Zhang Ruan, Zhang Na, Mueller Daniel L
Department of Medicine and the Center for Immunology, University of Minnesota Medical School, Minneapolis, MN 55455, USA.
J Immunol. 2008 Oct 15;181(8):5331-9. doi: 10.4049/jimmunol.181.8.5331.

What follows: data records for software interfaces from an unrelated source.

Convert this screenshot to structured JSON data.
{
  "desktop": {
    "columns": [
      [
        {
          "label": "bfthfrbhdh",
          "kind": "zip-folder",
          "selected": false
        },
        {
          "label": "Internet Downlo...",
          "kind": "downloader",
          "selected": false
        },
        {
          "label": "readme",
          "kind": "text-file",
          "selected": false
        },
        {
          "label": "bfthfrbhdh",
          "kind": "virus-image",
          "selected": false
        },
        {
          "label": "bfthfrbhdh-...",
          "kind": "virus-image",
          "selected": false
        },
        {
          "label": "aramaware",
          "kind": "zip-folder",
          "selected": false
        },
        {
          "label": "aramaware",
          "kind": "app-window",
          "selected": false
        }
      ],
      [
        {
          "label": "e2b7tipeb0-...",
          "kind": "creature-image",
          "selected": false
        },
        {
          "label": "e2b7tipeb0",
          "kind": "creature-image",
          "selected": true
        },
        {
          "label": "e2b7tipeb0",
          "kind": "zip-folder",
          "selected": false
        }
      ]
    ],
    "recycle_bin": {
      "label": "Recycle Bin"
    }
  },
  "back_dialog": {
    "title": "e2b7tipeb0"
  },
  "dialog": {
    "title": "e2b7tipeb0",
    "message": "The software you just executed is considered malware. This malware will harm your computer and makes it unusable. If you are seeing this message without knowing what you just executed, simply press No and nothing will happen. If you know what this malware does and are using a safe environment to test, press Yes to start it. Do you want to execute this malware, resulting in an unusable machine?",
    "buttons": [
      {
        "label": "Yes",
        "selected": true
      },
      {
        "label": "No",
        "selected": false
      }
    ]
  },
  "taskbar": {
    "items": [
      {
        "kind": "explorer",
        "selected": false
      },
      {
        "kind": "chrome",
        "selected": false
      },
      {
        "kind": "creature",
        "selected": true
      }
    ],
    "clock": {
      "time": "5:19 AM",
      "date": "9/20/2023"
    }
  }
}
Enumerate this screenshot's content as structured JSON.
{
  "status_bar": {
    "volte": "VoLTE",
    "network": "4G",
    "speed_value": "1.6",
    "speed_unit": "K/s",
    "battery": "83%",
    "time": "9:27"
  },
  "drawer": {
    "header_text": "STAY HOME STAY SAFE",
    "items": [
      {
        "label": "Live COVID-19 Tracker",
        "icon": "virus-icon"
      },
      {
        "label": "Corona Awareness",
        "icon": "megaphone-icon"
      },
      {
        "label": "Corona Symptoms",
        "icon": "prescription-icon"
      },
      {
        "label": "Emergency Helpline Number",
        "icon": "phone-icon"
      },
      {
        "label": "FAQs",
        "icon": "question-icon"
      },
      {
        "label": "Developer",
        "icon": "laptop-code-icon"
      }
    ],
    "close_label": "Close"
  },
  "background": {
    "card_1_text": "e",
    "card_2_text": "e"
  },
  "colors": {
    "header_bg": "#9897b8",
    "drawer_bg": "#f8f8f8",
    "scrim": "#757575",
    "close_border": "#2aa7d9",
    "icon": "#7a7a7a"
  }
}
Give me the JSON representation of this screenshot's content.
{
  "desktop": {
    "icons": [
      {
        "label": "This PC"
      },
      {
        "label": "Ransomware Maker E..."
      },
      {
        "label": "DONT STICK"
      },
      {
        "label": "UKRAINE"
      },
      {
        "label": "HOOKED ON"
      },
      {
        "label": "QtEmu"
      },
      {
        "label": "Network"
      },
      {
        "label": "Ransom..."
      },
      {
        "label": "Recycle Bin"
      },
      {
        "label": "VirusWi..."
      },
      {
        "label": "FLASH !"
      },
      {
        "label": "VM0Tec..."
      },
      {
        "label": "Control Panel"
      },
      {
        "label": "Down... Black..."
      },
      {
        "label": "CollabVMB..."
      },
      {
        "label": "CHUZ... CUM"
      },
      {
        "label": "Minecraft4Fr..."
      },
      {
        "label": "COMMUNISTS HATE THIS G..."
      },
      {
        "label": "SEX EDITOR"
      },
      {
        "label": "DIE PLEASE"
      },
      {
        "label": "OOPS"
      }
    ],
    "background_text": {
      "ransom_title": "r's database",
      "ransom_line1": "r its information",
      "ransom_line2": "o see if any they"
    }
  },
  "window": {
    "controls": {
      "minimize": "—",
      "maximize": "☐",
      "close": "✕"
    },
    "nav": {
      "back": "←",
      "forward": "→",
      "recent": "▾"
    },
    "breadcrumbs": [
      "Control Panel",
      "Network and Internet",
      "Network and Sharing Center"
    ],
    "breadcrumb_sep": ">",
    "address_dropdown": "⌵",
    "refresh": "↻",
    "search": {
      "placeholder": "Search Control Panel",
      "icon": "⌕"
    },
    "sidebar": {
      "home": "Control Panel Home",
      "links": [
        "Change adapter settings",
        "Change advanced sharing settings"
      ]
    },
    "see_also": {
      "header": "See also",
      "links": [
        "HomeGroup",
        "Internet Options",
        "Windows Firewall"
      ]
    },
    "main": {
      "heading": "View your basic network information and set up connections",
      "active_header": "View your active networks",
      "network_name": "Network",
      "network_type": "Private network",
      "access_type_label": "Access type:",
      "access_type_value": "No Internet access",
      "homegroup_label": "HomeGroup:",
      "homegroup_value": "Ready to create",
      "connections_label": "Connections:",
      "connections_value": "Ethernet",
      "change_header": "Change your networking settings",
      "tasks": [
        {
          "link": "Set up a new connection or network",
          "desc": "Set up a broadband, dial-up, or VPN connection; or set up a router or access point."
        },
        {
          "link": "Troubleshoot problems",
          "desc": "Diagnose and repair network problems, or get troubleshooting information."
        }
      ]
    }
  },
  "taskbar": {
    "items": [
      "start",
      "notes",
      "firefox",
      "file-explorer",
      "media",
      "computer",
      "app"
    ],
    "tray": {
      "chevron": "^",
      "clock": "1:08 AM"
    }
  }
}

Optimal clonal expansion of CD4(+) T cells during the primary response to Ag requires prolonged TCR recognition of peptide Ag/MHC complexes. In this study, we investigated the capacity of Casitas B-lineage lymphoma b (Cbl-b) to counter-regulate late TCR signals necessary for continued cell division in vivo. During the first 24 h of a primary response to Ag, Cblb(-/-) 5C.C7 CD4(+) T cells demonstrated no alteration in CD69, CD25, and CD71 up-regulation or cell growth as compared with wild-type cells. Nevertheless, beyond 24 h, both the expression of CD71 and the rate of cell division were increased in the genetic absence of Cbl-b, leading to an augmented clonal expansion. This deregulation of late T cell proliferation in the absence of Cbl-b resulted in part from an inability of Cblb(-/-) T cells to desensitize Akt, PLCgamma-1, and ERK phosphorylation events downstream of the TCR/CD3 complex, in addition to their failure to undergo a growth arrest in the absence of Ag. These observations now suggest a novel role for Cbl-b in triggering the exit from cell cycle at the end of a CD4(+) T cell clonal expansion.
在对抗原的初次应答过程中,CD4(+) T细胞的最佳克隆扩增需要TCR对肽抗原/MHC复合物进行长时间识别。在本研究中,我们调查了Casitas B系淋巴瘤b(Cbl-b)对抗调节体内持续细胞分裂所需的晚期TCR信号的能力。在对抗原的初次应答的最初24小时内,与野生型细胞相比,Cblb(-/-) 5C.C7 CD4(+) T细胞在CD69、CD25和CD71上调或细胞生长方面没有变化。然而,超过24小时后,在基因缺失Cbl-b的情况下,CD71的表达和细胞分裂速率均增加,导致克隆扩增增强。在没有Cbl-b的情况下,晚期T细胞增殖的这种失调部分是由于Cblb(-/-) T细胞无法使TCR/CD3复合物下游的Akt、PLCγ-1和ERK磷酸化事件脱敏,此外还由于它们在没有抗原的情况下无法进入生长停滞状态。这些观察结果现在表明Cbl-b在CD4(+) T细胞克隆扩增结束时触发细胞周期退出方面具有新作用。